A differenza di quanto fatto da Mel Gibson con La passione di Cristo, Aronosfky schiva la sacralità del testo e si concentra su un uomo e la sua devozione al compito che deve portare a termine. In Noah il nome di Dio non è mai chiamato in causa (o invano) se non come "il Creatore" e in questo il regista non vuole rispettare uno dei comandamenti, piuttosto tiene a sottolinerare la connotazione ateista della sua opera. Il Creatore non è mai raffigurato nonostante tra le righe se ne percepisca la crudeltà punitiva attraverso le sue azioni e motivazioni, intrinseca alla storia perché con il diluvio spazza via la razza umana rea di troppi peccati, oltre che per l'invio sulla Terra delle anime degli Angeli Caduti, dimostratisi compassionevoli con gli uomini. Infine il divino si dilegua quando Noah ha più urgenza del suo consiglio.

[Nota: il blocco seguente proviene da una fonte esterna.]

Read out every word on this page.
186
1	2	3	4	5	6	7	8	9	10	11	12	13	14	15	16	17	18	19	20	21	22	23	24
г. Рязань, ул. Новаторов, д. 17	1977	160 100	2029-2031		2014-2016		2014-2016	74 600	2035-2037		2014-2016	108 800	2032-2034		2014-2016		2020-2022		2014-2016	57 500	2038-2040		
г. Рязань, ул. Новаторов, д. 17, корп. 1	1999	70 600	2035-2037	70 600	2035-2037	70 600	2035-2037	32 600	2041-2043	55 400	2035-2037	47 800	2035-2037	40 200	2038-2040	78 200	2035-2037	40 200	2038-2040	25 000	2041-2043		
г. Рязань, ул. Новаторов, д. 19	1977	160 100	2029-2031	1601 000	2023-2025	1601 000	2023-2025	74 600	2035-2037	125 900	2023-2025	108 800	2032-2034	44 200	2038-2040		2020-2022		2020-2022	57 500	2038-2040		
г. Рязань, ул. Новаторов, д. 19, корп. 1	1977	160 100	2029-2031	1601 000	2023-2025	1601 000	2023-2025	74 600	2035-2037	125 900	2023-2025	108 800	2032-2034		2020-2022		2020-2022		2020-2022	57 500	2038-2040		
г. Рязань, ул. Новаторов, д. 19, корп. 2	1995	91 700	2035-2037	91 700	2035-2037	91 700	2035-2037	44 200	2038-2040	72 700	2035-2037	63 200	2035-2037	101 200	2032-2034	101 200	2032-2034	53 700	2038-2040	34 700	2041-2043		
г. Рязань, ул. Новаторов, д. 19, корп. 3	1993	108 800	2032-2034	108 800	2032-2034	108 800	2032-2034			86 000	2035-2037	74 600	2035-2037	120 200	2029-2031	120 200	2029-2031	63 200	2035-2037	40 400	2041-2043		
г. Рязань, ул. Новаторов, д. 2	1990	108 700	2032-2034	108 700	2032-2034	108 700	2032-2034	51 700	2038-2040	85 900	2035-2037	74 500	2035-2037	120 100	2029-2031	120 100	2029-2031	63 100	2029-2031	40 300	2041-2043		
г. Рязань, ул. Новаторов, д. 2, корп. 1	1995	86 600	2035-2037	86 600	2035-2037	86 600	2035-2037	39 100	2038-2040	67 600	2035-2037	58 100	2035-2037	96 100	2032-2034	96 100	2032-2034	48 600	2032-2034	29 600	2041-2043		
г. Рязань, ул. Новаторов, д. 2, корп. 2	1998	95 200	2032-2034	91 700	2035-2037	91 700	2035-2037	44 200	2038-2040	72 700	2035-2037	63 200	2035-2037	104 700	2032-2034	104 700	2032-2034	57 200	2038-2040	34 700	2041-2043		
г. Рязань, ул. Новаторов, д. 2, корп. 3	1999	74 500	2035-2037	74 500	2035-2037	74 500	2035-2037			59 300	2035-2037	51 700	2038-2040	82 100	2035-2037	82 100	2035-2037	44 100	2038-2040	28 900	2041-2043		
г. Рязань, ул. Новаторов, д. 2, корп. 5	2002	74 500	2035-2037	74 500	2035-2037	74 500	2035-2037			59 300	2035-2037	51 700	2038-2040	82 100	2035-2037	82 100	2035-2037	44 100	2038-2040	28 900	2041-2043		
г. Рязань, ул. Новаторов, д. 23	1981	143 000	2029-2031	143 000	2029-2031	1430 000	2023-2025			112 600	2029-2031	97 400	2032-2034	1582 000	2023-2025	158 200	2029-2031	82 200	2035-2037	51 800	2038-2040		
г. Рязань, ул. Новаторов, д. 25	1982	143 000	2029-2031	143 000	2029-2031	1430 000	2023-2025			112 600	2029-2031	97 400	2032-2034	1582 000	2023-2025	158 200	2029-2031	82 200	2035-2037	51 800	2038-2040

Questa costruzione narrativa facilita l’immedesimazione con il personaggio interpretato da Russell Crowe. C’è n’è bisogno in quanto è sull’uomo che tutti prendono per pazzo e che poi rasenta la pazzia lui stesso, che Aronofsky costruisce l’intero film. Noah è l’arca del regista, il contenitore di tutte le ossessioni, le paure e i sacrifici che la storia porta con sé. Un uomo la cui abnegazione non è seconda a niente e a nessuno, nemmeno alla sua stessa famiglia e alla futura progenie che lui vorrebbe eliminare perché impura, così come la sua mente diventa in preda al delirio. Crowe è convincente grazie soprattutto al supporto della moglie interpretata da Jennifer Connelly. Se l’attrice non fosse credibile nel ruolo, Noah stesso finirebbe affogato nelle acque universali.
Sfiorando il tema della creazione, l’Eden, Adamo, Eva, il serpente e la mela, il film dimostra qualche imbarazzo scegliendo soluzioni di montaggio rapide e stilizzate nei disegni generati al computer. Gli Angeli Caduti diventano mostri di roccia con voci cavernose che si rifanno ad una moderna ispirazione fantasy. Ciononostante Noah conserva un’autorialità di fondo che lo rende un’apprezzabile rivisitazione di una storia classica, con qualche compromesso obbligato con l’approccio hollywoodiano al genere biblico, ma più personale di tanti altri kolossal ad alto budget.